Le gouverneur Hassani Hamadi très remonté contre le gouvernement. A Hantsindzi au nord de Ngazidja où il a participé à l'inauguration d'un poste de santé, il a eu du mal à contenir sa colère. Hassane Hamadi se plaint d'être mis au régime sec.
Le gouverneur de Ngazidja brandit indirectement, la menace de boycott du referendum constitutionnel prévu pour le 30 juillet prochain. Hassane Hamadi qui ne pardonne pas le chef de l'État de l'avoir, semble-t-il, écarté des décisions de « l'après assises » auxquelles, il avait activement pris part.

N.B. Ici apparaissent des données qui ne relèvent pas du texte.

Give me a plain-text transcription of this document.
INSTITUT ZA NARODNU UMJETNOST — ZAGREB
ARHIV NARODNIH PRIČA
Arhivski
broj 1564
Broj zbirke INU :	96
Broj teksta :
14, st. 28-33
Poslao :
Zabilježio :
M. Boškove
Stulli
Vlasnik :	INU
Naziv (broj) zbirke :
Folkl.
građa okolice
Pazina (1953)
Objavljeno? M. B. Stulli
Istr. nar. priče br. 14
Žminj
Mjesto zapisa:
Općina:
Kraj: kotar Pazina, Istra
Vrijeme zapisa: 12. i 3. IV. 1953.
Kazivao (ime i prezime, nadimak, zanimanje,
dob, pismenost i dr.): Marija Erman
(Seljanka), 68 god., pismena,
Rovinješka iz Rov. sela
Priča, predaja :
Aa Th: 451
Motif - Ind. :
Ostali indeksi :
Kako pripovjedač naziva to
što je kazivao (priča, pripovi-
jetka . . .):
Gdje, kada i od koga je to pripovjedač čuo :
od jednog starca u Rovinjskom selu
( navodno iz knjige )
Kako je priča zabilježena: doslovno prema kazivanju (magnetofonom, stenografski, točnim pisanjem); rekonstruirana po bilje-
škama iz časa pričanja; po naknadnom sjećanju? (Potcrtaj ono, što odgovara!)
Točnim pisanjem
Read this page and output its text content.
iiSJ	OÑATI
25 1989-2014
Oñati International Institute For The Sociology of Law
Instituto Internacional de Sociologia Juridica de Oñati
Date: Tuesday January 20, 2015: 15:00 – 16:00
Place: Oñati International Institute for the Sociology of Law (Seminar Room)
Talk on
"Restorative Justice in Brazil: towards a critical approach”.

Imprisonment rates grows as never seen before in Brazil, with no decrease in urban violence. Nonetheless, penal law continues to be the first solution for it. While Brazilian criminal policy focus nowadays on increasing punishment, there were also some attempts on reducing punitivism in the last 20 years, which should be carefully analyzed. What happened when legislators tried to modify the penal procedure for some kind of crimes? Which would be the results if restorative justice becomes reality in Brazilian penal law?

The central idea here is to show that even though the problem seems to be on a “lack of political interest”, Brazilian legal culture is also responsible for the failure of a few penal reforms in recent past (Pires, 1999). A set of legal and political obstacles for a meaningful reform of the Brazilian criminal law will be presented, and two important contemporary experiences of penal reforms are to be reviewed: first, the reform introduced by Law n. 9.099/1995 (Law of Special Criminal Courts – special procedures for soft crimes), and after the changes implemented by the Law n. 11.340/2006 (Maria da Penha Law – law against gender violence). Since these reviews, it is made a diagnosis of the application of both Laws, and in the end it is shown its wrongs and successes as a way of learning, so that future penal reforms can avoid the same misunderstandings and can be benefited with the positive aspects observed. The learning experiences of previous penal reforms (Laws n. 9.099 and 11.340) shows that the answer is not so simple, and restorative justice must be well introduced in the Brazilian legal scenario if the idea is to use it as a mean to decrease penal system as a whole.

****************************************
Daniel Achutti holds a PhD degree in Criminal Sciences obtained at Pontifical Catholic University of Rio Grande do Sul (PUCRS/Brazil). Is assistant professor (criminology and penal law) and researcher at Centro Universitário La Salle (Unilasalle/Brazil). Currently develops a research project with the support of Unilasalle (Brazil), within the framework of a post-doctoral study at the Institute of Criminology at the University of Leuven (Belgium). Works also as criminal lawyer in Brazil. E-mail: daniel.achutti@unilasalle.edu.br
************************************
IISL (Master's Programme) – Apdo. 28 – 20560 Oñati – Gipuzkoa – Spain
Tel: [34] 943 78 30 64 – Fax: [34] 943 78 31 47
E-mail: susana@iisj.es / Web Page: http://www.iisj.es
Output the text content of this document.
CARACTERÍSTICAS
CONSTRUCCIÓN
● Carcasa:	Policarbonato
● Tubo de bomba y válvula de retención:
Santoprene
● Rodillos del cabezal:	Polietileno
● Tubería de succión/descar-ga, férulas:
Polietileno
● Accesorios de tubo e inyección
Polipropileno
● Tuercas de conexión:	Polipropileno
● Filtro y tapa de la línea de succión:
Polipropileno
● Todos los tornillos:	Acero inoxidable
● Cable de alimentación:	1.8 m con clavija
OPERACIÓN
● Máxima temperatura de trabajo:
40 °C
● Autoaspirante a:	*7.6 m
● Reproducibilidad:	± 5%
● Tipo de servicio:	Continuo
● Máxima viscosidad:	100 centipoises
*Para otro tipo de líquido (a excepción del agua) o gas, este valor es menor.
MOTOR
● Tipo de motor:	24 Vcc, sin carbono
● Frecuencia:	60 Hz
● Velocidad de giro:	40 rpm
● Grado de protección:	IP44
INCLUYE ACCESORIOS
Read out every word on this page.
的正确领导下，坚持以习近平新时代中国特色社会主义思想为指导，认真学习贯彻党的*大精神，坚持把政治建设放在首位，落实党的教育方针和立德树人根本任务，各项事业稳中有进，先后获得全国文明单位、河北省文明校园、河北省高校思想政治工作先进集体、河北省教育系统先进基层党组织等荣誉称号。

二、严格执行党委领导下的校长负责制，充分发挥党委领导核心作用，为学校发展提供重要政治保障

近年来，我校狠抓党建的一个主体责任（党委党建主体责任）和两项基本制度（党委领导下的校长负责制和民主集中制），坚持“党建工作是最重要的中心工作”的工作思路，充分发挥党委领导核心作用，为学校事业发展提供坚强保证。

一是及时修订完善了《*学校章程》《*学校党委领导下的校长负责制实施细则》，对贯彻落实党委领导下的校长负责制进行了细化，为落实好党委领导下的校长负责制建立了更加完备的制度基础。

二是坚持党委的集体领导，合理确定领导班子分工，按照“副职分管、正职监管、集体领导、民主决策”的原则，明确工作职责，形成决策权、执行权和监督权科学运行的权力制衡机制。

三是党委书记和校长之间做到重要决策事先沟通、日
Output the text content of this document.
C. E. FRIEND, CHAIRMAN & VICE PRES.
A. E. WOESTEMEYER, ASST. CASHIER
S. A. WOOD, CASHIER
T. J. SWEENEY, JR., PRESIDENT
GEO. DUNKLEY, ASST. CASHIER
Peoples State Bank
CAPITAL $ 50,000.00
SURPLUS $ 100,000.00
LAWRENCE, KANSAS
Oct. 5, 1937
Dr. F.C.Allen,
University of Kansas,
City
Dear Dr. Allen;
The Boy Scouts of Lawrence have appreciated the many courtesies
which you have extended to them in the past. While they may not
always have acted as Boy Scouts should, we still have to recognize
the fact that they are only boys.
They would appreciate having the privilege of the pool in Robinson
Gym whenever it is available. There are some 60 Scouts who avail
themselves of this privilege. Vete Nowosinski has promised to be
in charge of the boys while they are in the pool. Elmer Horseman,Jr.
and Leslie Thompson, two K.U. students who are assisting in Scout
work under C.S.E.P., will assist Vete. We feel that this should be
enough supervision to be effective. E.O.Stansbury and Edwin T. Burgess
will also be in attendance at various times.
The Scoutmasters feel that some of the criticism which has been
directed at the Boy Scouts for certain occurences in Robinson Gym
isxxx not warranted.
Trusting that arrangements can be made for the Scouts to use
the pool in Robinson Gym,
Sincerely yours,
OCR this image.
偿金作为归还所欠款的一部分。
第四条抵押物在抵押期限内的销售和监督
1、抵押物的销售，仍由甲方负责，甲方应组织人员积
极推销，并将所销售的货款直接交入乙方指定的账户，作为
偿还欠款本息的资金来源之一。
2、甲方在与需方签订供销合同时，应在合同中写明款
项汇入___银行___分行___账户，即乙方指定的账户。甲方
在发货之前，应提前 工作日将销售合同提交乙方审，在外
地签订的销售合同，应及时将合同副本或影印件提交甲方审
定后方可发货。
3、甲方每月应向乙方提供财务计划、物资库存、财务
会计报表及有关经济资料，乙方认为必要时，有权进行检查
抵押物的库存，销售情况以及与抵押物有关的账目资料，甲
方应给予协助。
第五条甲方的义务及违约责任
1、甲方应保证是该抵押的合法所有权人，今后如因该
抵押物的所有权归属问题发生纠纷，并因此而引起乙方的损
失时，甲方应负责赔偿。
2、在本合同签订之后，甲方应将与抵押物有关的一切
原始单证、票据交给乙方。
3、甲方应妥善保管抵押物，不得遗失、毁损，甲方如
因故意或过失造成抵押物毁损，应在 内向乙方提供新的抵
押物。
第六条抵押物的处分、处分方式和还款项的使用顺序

Il semble prendre sa revanche dans le referendum visant à la révision de la constitution en refusant de désigner les trois représentants de l'île devant siéger dans la commission électorale indépendante insulaire (Ceii).
A Hantsindzi dans la région de Mboikou à l’extrême nord de Ngazidja le locataire du palais de Mrodju ne décolère pas et le fait savoir sans détour. « Le ministre de l'intérieur m'avait saisi par courrier pour désigner trois personnes pour les Ceii. Je ne les ai pas désignés car je ne peux pas cautionner un referendum dont on ne connait même pas la question qui va être posée. On m'a rappelé mais je n'ai pas désigné et je ne désignerai personne », a-t-il persisté.
Non seulement le gouverneur déplore, « le peu de considération » que le président de la République aurait manifesté à son égard, mais il se plaint aussi d'une politique d’asphyxie et d’être mis au régime sec. S'il a gardé trop longtemps le silence sur ce mauvais traitement, c’est parce qu'il dit avoir promis durant la campagne un quinquennat apaisé pour l'île. « La question qui se pose, pourquoi le gouverneur reste silencieux. Parce que les wangazidja voulaient un quinquennat paisible pour la tournante de Ngazidja. Je ne voulais pas et je n'espère pas rééditer l'épisode des conflits de compétences dans le but de ne pas gâcher la tournante de Ngazidja », a-t-il déclaré.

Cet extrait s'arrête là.